Updated over 14 years ago.
Description
The current AnnotationManager implementation reads XML serializations into Annotation objects in memory. Any operations (search, edit) operate on the in-memory version and are then serialized to XML (save). This doesn't scale and also doesn't make it all that easy to issue complex searches.
I'd still keep the XML serializations as a transport mechanism and archive method (<cough> Metacat)
Pros:
-allows us to index annotations by various criteria
-efficient querying
-won't run out of memory
Cons:
-DB overhead/configuration
-not binding to actual data (or are we?)
draft of the basic schema needed is here:
https://code.ecoinformatics.org/code/semtools/trunk/docs/design/AnnotationManagerERD.pdf
This seems reasonable enough to implement and I believe it satisfies our query needs.

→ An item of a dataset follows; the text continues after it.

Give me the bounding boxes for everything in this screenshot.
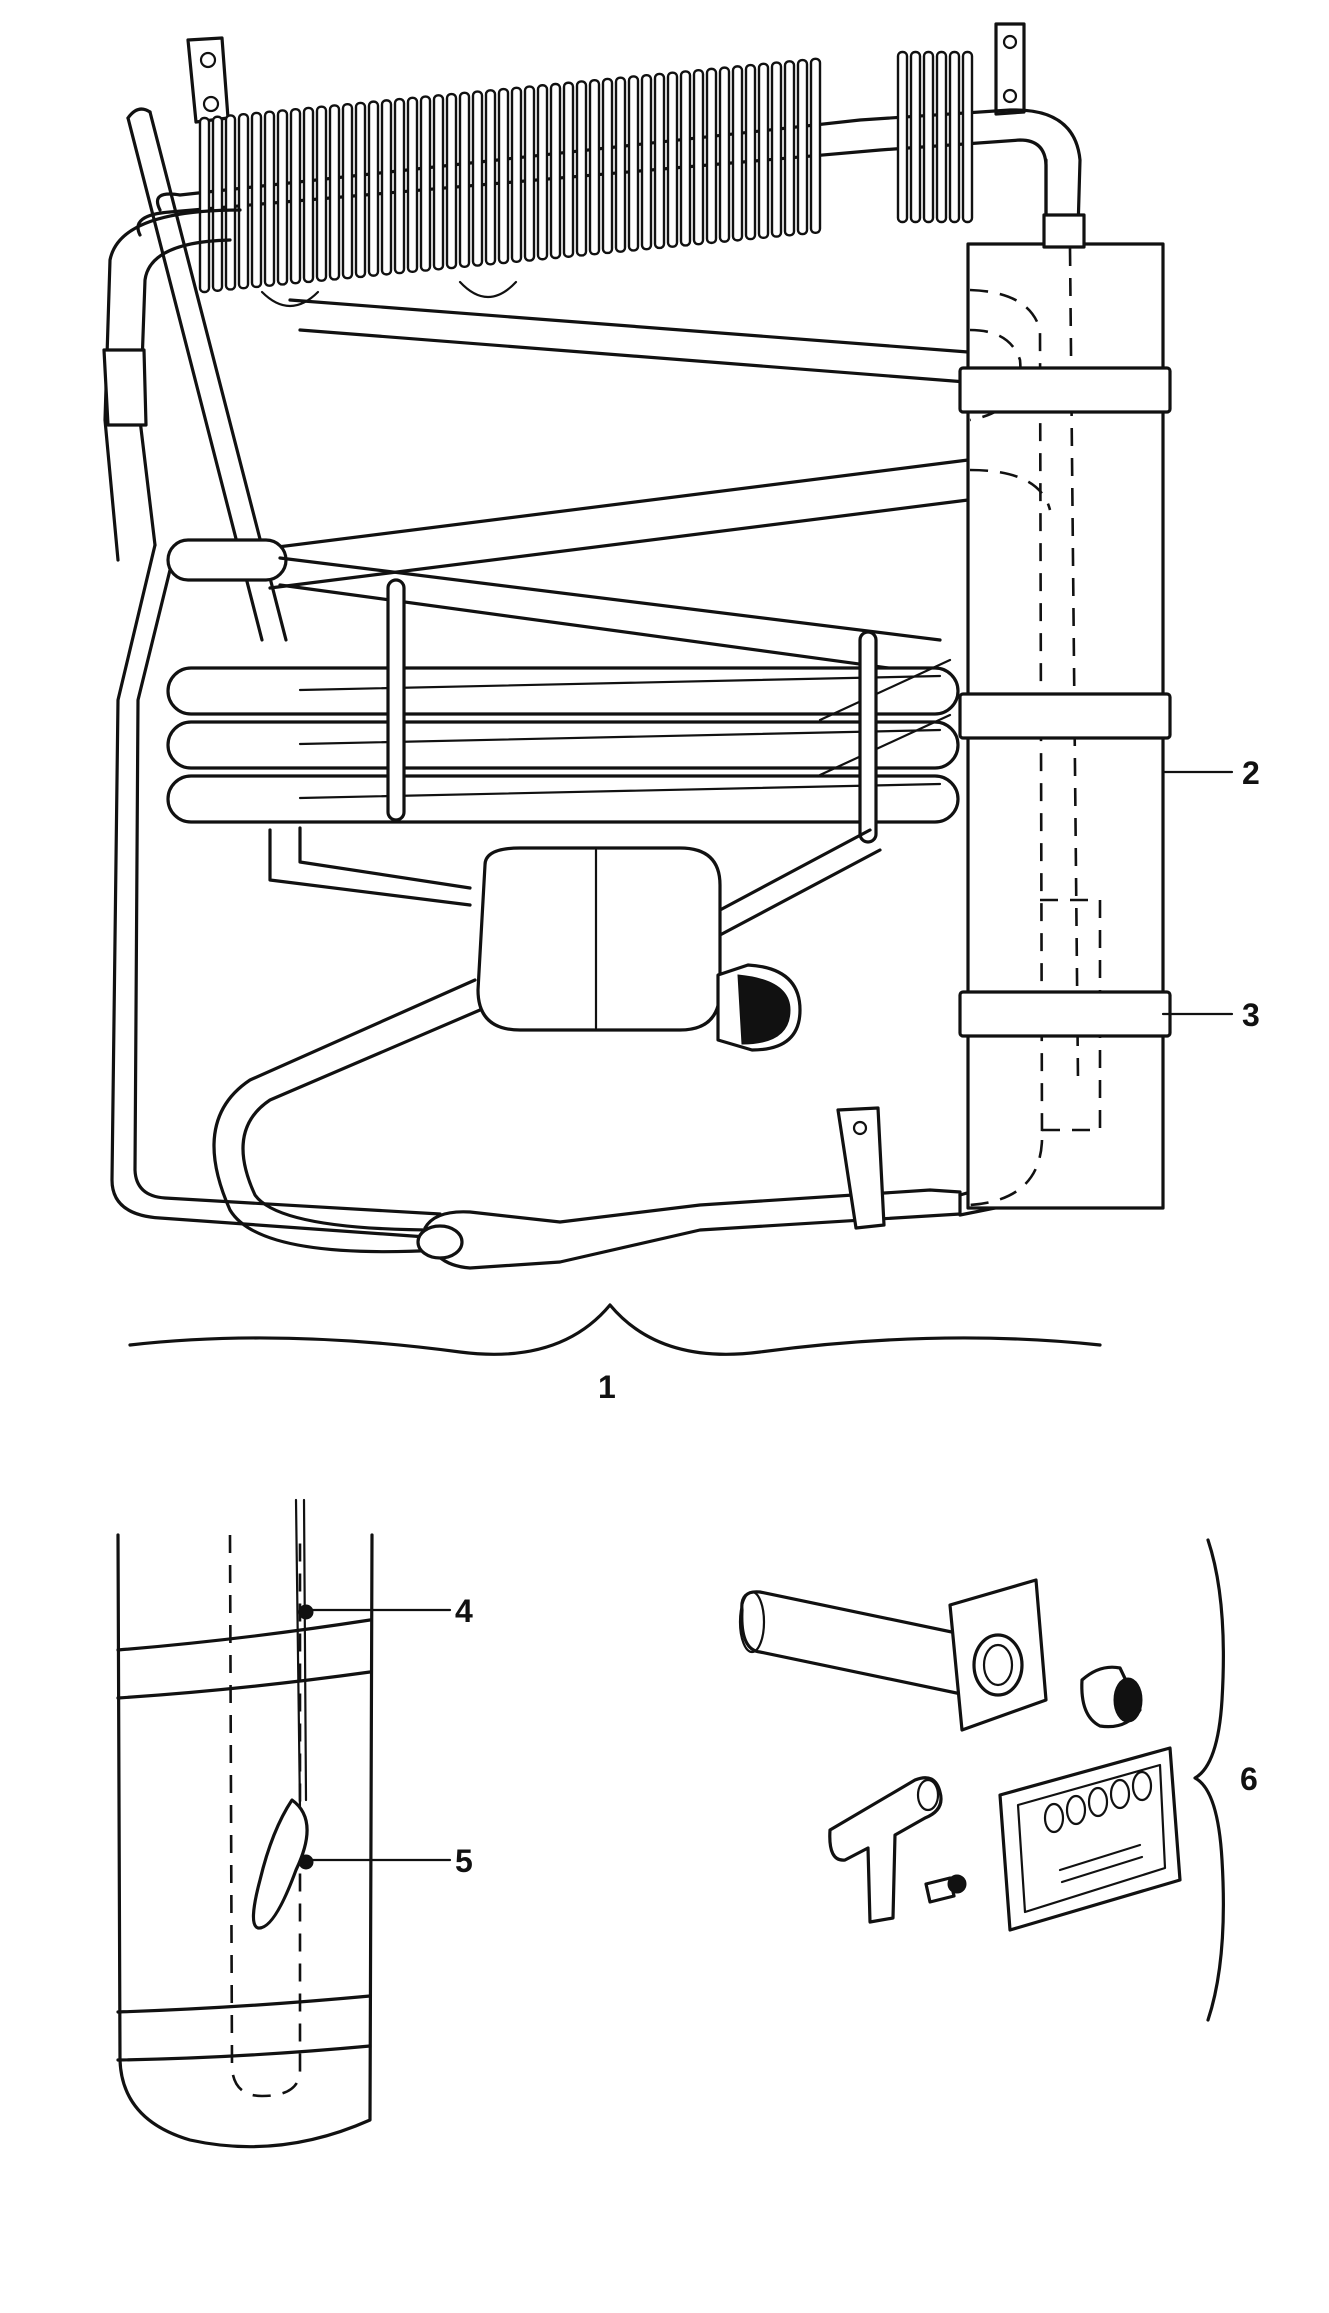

When the annotation was updated in an application, it would be persisted as follows:
Java object -> DB tables -> XML.
When the AnnotationManager is initialized, it would retrieve the XML representations, update/create entries in the DB for the Annotations it found, but not keep any Annotation objects in memory.
When an application wanted to use a given Annotation, it would be looked up from the DB, then read into a java object from its XML form.

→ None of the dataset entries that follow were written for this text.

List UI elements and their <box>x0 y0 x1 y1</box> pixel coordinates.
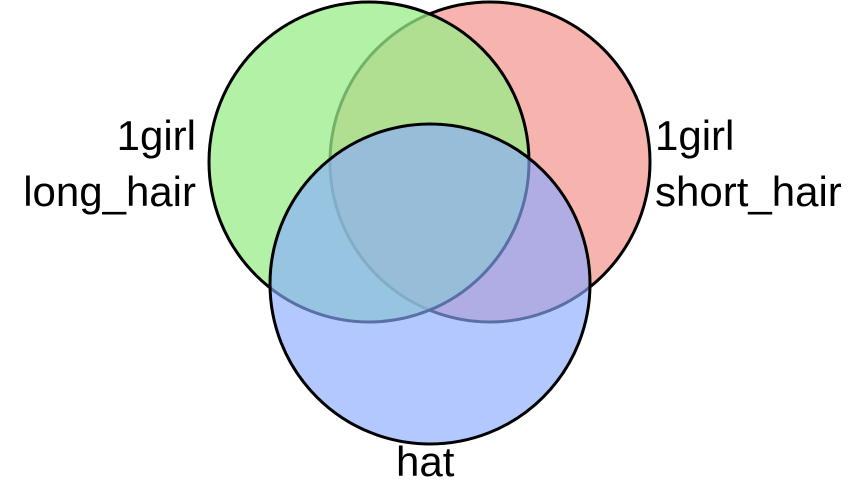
set-red-label-line-1: 1girl <box>655 112 735 159</box>
set-blue-label-line-1: hat <box>396 438 455 485</box>
set-blue-label: hat <box>396 434 454 490</box>
set-green-label-line-2: long_hair <box>23 168 196 215</box>
set-blue-circle <box>268 122 592 446</box>
set-red-label: 1girl short_hair <box>655 108 842 220</box>
set-red-label-line-2: short_hair <box>655 168 842 215</box>
set-green-label: 1girl long_hair <box>23 108 196 220</box>
set-green-label-line-1: 1girl <box>116 112 196 159</box>
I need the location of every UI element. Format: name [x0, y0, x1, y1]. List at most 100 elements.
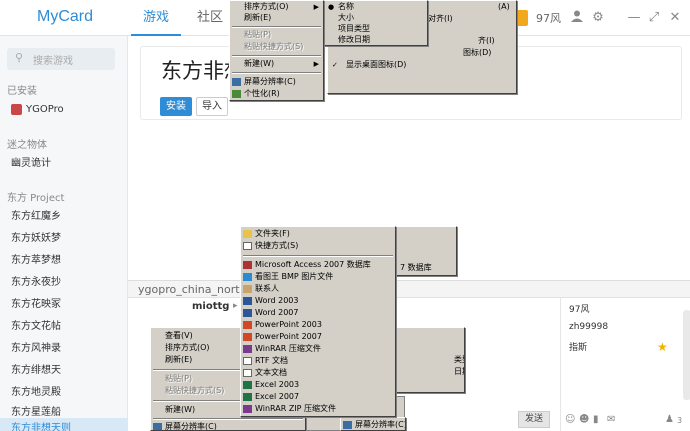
- sidebar-item-label: YGOPro: [26, 104, 64, 115]
- menu-item-label: 名称: [338, 2, 354, 11]
- menu-item-winrar[interactable]: WinRAR 压缩文件: [241, 343, 395, 355]
- sidebar-item-th095[interactable]: 东方文花帖: [11, 321, 61, 332]
- folder-icon: [243, 230, 252, 238]
- tab-games[interactable]: 游戏: [131, 0, 181, 36]
- mail-icon[interactable]: ✉: [607, 414, 616, 425]
- menu-item-resolution[interactable]: 屏幕分辨率(C): [151, 421, 305, 430]
- menu-item-ppt2003[interactable]: PowerPoint 2003: [241, 319, 395, 331]
- member-item[interactable]: zh99998: [569, 322, 609, 332]
- menu-item-resolution[interactable]: 屏幕分辨率(C): [230, 76, 323, 88]
- menu-item-bmp[interactable]: 看图王 BMP 图片文件: [241, 271, 395, 283]
- archive-icon: [243, 345, 252, 353]
- sidebar-item-th075[interactable]: 东方萃梦想: [11, 255, 61, 266]
- star-icon: ★: [657, 340, 668, 354]
- menu-separator: [153, 418, 303, 420]
- sidebar-item-ghost-trick[interactable]: 幽灵诡计: [11, 158, 51, 169]
- search-input[interactable]: ⚲ 搜索游戏: [7, 48, 115, 70]
- send-button[interactable]: 发送: [518, 411, 550, 428]
- menu-item-label: 屏幕分辨率(C): [244, 77, 296, 86]
- menu-separator: [153, 369, 303, 371]
- menu-item-folder[interactable]: 文件夹(F): [241, 228, 395, 240]
- username[interactable]: 97风: [536, 12, 561, 25]
- sidebar-item-th07[interactable]: 东方妖妖梦: [11, 233, 61, 244]
- menu-item-paste-shortcut: 粘贴快捷方式(S): [165, 386, 225, 395]
- search-placeholder: 搜索游戏: [33, 56, 73, 67]
- emoji-icon-2[interactable]: ☻: [579, 414, 590, 425]
- menu-item-label: Microsoft Access 2007 数据库: [255, 260, 371, 269]
- members-icon[interactable]: ♟: [665, 414, 674, 425]
- sidebar-item-ygopro[interactable]: YGOPro: [0, 99, 128, 121]
- sidebar-item-th10[interactable]: 东方风神录: [11, 343, 61, 354]
- menu-item-winrar-zip[interactable]: WinRAR ZIP 压缩文件: [241, 403, 395, 415]
- minimize-icon[interactable]: —: [627, 10, 641, 25]
- section-installed: 已安装: [7, 86, 37, 97]
- menu-item-access[interactable]: Microsoft Access 2007 数据库: [241, 259, 395, 271]
- menu-item[interactable]: 类型: [454, 355, 464, 364]
- restore-icon[interactable]: ⤢: [648, 10, 660, 25]
- menu-item-type[interactable]: 项目类型: [338, 24, 370, 33]
- app-logo: MyCard: [37, 8, 94, 25]
- menu-item-excel2003[interactable]: Excel 2003: [241, 379, 395, 391]
- menu-item-rtf[interactable]: RTF 文档: [241, 355, 395, 367]
- monitor-icon: [232, 78, 241, 86]
- menu-item-refresh[interactable]: 刷新(E): [165, 355, 193, 364]
- close-icon[interactable]: ✕: [669, 10, 681, 25]
- sidebar-item-th123[interactable]: 东方非想天则: [0, 418, 128, 431]
- menu-item[interactable]: 对齐(I): [428, 14, 453, 23]
- menu-item-label: 新建(W): [244, 59, 275, 68]
- coin-icon: [514, 10, 528, 26]
- menu-item-size[interactable]: 大小: [338, 13, 354, 22]
- member-item[interactable]: 97风: [569, 305, 590, 315]
- menu-item[interactable]: 图标(D): [463, 48, 492, 57]
- sidebar-item-th09[interactable]: 东方花映冢: [11, 299, 61, 310]
- menu-item-word2003[interactable]: Word 2003: [241, 295, 395, 307]
- menu-item-label: 排序方式(O): [165, 343, 210, 352]
- sidebar-item-th06[interactable]: 东方红魔乡: [11, 211, 61, 222]
- menu-item[interactable]: 日期: [454, 367, 464, 376]
- context-menu-sort-bottom: 类型 日期: [395, 327, 465, 393]
- contact-icon: [243, 285, 252, 293]
- menu-item-show-desktop-icons[interactable]: ✓ 显示桌面图标(D): [328, 59, 516, 71]
- menu-item-refresh[interactable]: 刷新(E): [244, 13, 272, 22]
- menu-item-label: 看图王 BMP 图片文件: [255, 272, 334, 281]
- install-button[interactable]: 安装: [160, 97, 192, 116]
- menu-item-paste: 粘贴(P): [244, 30, 272, 39]
- menu-separator: [243, 255, 393, 257]
- member-list-scrollbar[interactable]: [683, 310, 690, 400]
- menu-item-text[interactable]: 文本文档: [241, 367, 395, 379]
- import-button[interactable]: 导入: [196, 97, 228, 116]
- chat-channel-name[interactable]: ygopro_china_north: [138, 283, 247, 296]
- powerpoint-icon: [243, 321, 252, 329]
- menu-item[interactable]: 7 数据库: [400, 263, 432, 272]
- menu-item-excel2007[interactable]: Excel 2007: [241, 391, 395, 403]
- menu-item-ppt2007[interactable]: PowerPoint 2007: [241, 331, 395, 343]
- menu-item-resolution[interactable]: 屏幕分辨率(C): [341, 419, 405, 430]
- menu-item-contact[interactable]: 联系人: [241, 283, 395, 295]
- sidebar-item-th11[interactable]: 东方地灵殿: [11, 387, 61, 398]
- menu-item-shortcut[interactable]: 快捷方式(S): [241, 240, 395, 252]
- menu-item-label: WinRAR ZIP 压缩文件: [255, 404, 337, 413]
- menu-item-name[interactable]: ●名称: [324, 1, 427, 13]
- settings-icon[interactable]: ⚙: [592, 10, 604, 25]
- sidebar-item-th08[interactable]: 东方永夜抄: [11, 277, 61, 288]
- user-menu-icon[interactable]: [568, 9, 586, 27]
- menu-item-new[interactable]: 新建(W) ▶: [230, 58, 323, 70]
- menu-item[interactable]: 齐(I): [478, 36, 495, 45]
- emoji-icon[interactable]: ☺: [565, 414, 576, 425]
- sidebar-item-th12[interactable]: 东方星莲船: [11, 407, 61, 418]
- menu-item-word2007[interactable]: Word 2007: [241, 307, 395, 319]
- ygopro-icon: [11, 103, 22, 115]
- menu-item-paste-shortcut: 粘贴快捷方式(S): [244, 42, 304, 51]
- sidebar-item-th105[interactable]: 东方绯想天: [11, 365, 61, 376]
- member-item[interactable]: 指斯: [569, 343, 588, 353]
- menu-item-date[interactable]: 修改日期: [338, 35, 370, 44]
- menu-item[interactable]: (A): [498, 2, 510, 11]
- submenu-arrow-icon: ▶: [313, 60, 319, 68]
- menu-item-personalize[interactable]: 个性化(R): [230, 88, 323, 100]
- lock-icon[interactable]: ▮: [593, 414, 599, 425]
- menu-separator: [232, 26, 321, 28]
- tab-community[interactable]: 社区: [197, 10, 224, 25]
- chat-message-user[interactable]: miottg: [192, 301, 230, 312]
- menu-item-sort[interactable]: 排序方式(O)▶: [230, 1, 323, 13]
- menu-item-label: Excel 2003: [255, 380, 300, 389]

I'm not sure the cardinality is right on that ERD model. In particular, shouldn't the Measurement--Characteristic cardinality be 1:1? For each measurement, there is only one characteristic afaik.
Making good progress on this implementation. Really it's more of a hybrid - extending the in-memory version to only hold a small number of "active annotations" (i.e. Morpho is editing them) while the DB stores all the rest (for searching). This allows us to search effectively, but also use the "manager" to manage annotations throughout client applications.

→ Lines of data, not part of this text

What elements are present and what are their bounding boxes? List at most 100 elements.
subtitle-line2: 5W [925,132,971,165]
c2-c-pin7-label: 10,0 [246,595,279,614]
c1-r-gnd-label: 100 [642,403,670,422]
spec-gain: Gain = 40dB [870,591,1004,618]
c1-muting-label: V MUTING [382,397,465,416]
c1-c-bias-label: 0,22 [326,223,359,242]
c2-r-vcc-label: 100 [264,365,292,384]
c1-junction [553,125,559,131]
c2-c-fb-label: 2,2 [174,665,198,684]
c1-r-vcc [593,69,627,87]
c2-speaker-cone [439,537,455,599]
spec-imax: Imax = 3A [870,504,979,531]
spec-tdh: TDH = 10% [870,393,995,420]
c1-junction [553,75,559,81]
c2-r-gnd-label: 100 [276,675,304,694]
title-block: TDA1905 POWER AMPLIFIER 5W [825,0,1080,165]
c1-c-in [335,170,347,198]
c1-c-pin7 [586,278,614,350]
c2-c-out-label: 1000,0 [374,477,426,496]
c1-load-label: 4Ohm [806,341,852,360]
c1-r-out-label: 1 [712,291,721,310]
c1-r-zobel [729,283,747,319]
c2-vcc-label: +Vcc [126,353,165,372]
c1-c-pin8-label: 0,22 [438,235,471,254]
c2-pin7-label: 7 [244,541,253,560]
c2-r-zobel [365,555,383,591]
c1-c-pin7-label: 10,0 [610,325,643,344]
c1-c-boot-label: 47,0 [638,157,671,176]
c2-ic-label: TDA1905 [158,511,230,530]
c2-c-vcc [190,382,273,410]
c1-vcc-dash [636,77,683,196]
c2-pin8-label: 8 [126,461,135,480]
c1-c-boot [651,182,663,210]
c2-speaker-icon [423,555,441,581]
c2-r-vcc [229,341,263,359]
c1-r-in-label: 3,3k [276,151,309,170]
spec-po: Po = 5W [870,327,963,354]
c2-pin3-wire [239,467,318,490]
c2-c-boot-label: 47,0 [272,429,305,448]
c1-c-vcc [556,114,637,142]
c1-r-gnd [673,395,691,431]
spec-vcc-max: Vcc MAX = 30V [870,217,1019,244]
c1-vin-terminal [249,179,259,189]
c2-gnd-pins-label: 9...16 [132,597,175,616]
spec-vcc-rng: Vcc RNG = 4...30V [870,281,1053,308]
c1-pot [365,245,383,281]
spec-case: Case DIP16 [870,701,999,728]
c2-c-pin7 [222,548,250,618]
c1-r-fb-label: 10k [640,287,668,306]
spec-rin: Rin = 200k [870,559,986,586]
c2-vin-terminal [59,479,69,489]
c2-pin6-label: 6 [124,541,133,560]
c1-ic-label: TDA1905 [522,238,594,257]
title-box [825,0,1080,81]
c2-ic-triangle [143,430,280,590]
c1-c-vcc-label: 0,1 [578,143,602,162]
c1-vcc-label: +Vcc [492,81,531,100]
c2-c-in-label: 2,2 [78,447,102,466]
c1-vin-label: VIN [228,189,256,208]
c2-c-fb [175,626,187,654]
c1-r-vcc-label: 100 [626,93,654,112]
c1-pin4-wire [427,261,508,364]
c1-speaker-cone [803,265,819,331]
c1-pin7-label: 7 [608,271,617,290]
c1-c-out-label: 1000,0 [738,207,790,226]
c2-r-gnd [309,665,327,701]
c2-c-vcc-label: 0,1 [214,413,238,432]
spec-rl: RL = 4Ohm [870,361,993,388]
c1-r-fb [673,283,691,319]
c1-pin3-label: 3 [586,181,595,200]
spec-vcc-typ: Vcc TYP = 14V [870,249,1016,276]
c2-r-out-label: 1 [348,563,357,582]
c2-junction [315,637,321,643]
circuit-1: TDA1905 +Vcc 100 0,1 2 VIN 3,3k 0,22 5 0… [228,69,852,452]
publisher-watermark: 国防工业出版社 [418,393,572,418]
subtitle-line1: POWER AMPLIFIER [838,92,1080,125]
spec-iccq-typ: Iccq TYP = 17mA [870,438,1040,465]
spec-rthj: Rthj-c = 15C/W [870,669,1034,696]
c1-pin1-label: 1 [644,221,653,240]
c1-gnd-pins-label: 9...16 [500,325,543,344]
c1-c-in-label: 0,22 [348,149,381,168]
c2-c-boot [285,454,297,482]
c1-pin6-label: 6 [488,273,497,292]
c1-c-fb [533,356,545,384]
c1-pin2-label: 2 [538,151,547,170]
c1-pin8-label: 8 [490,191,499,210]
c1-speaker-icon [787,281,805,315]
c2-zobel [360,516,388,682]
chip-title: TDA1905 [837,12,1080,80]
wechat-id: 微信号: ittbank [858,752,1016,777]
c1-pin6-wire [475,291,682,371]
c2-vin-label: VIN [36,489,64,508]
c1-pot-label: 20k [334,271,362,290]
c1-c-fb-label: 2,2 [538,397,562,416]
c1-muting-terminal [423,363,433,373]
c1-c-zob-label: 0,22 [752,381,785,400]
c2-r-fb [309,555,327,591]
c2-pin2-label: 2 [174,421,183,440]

The persistence layer is an an embedded Apache Derby database (think HSQLDB) with Apache Cayenne mediating between the objects and the tables. It's all up and running already, and my first prototype queries were a cinch to write:
Expression.fromString("observations.measurements.standard like $param ");
creates an expression for an annotation query - the object-oriented dot notation is used for the "joins" from annotation->observations->measurements. (How cool is that!?)
Implementing all the existing search options and any more we can think up should be painless now that the wiring is all hooked up. (That's the one remaining task - re-implement all the search methods to use the db).
Status:
The existing query methods have been re-implemented to use the db model.
If there's a "working" copy of the annotation in memory, we use that one, otherwise we look up the annotation in the index db where there is a pointer to the serialized version which is then read into memory.
Contexts are now processed recursively so that their transitive nature can be searched:
A rel B
B rel C
-----
A rel C (synthetic)
implemented the "is not" operator for criteria. I'm not sure how useful it will be at this point given that searches are done across the entire Annotation.
If I have two Observations in my Annotation and one has Entity A, the other Entity B, then expressing the query Entity is not B still means that Entity A gives us a match for the annotation (A!=B, right?). I guess it will be useful in more complex/compound query scenarios, but still something we should keep in mind as we test the searching capabilities.
this is now the implementation in the packaged installer.
the bulk of this is complete - i'll add individual tasks to refine its use as they are identified.